The survey, which asked institutions in the US, Canada and Europe about the use, effectiveness and shortcomings of TCA tools, also detected a reluctance to rely heavily on TCA when determining buy-side traders’ pay as a result.
Only 20% of respondents said TCA should play a large or extremely large role in determining compensation. Nevertheless the buy-side appears keen that TCA plays some role in setting compensation; only 23% of respondents said TCA should not be taken into account. The remainder of responses fell in the middle of these two extremes.
Critics of using TCA as a primary determinant of compensation warned that the practice would prompt traders to change their approach, and that some may be tempted to manipulate the system to produce results that maximise compensation. “There are always ways to game TCA,” said a trader for a US hedge fund.
The survey showed that buy-side traders and other decision-makers are generally satisfied with their TCA providers and a majority sees the tool as an important contributor to functions such as managing internal trading desk performance and regulatory compliance. However, the buy-side also has reservations about TCA. Greenwich reported that respondents were less enthusiastic about the ability of TCA to add value to the process of allocating business to broker-dealers.

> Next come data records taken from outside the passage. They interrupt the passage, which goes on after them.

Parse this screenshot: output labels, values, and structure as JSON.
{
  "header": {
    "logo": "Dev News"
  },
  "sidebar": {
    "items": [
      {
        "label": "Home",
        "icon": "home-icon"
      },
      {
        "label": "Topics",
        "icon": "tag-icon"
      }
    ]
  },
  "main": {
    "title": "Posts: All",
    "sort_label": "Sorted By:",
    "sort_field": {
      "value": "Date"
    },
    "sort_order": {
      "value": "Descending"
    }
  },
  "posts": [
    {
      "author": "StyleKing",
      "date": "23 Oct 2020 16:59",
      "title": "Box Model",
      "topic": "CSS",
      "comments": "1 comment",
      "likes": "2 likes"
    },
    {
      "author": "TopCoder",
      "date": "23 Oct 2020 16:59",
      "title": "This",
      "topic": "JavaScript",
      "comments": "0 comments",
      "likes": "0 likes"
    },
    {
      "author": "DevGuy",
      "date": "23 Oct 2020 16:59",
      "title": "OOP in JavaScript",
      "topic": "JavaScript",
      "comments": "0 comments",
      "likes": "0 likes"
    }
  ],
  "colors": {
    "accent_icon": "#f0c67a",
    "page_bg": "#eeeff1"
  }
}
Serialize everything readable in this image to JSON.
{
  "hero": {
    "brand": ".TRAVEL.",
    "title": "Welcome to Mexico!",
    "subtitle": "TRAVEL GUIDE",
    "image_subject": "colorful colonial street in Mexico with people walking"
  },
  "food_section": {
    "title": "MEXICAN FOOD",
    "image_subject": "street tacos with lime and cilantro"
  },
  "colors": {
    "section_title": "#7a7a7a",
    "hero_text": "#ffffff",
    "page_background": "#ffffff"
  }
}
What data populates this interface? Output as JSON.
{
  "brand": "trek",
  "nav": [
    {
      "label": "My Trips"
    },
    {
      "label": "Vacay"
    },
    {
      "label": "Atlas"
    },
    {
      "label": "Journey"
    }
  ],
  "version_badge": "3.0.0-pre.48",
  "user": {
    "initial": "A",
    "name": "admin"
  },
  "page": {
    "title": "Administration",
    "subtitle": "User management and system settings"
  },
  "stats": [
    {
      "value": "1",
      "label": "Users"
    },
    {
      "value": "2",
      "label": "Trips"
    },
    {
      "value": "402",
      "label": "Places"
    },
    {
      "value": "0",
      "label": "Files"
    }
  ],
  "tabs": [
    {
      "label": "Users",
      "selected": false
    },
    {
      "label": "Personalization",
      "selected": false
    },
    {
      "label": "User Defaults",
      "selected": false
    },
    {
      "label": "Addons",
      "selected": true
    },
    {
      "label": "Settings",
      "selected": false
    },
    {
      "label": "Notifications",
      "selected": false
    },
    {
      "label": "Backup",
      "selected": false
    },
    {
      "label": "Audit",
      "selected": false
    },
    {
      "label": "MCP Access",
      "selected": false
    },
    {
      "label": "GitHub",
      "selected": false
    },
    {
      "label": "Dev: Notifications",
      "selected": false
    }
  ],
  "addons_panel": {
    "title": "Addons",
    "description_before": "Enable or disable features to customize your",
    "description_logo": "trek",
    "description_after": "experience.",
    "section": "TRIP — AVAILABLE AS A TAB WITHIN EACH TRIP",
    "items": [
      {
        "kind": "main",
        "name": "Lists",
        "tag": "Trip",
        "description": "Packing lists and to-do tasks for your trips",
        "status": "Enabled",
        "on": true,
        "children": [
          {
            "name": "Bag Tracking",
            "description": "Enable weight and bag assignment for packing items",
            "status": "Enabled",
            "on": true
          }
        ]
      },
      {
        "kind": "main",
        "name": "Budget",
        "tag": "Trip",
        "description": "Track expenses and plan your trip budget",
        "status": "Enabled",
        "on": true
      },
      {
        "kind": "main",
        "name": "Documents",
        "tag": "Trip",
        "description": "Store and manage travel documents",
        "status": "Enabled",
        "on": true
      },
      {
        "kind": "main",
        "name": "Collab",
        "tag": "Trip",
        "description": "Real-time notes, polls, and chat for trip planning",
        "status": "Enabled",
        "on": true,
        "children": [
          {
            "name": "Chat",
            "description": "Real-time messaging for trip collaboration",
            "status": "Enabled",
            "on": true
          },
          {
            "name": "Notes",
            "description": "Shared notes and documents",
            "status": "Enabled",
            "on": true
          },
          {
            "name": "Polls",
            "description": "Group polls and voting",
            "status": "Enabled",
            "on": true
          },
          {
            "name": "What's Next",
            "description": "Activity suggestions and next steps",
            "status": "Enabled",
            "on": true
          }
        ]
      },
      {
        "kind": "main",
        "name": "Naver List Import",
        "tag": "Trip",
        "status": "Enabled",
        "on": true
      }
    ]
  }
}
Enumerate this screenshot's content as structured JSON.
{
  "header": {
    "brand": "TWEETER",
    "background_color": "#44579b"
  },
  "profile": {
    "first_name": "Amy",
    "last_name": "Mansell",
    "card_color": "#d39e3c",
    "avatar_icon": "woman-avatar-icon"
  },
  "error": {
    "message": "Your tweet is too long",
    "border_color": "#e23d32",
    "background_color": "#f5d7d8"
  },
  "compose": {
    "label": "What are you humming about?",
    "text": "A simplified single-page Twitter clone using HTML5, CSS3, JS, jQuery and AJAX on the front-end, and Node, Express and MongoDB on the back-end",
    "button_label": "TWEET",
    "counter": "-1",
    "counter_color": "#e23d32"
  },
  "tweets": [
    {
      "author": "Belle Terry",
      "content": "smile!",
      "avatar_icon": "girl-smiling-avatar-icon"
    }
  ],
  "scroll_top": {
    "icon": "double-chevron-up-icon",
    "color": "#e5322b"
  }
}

Also, only a modest proportion of respondents thought TCA could strongly affect investment returns.
Respondents that were unsatisfied with TCA expressed similar concerns to those that shun it altogether, commenting that TCA systems are inflexible and fail to take into account constraints and other aspects of the investment process that influence a trade.
“It is important for TCA results to reflect – and for everyone at the institutions to understand – that implementation of investment decisions is a process, not an instantaneous event,” said Jennifer Litwin, Greenwich Associates’ director of institutional marketing, in a statement.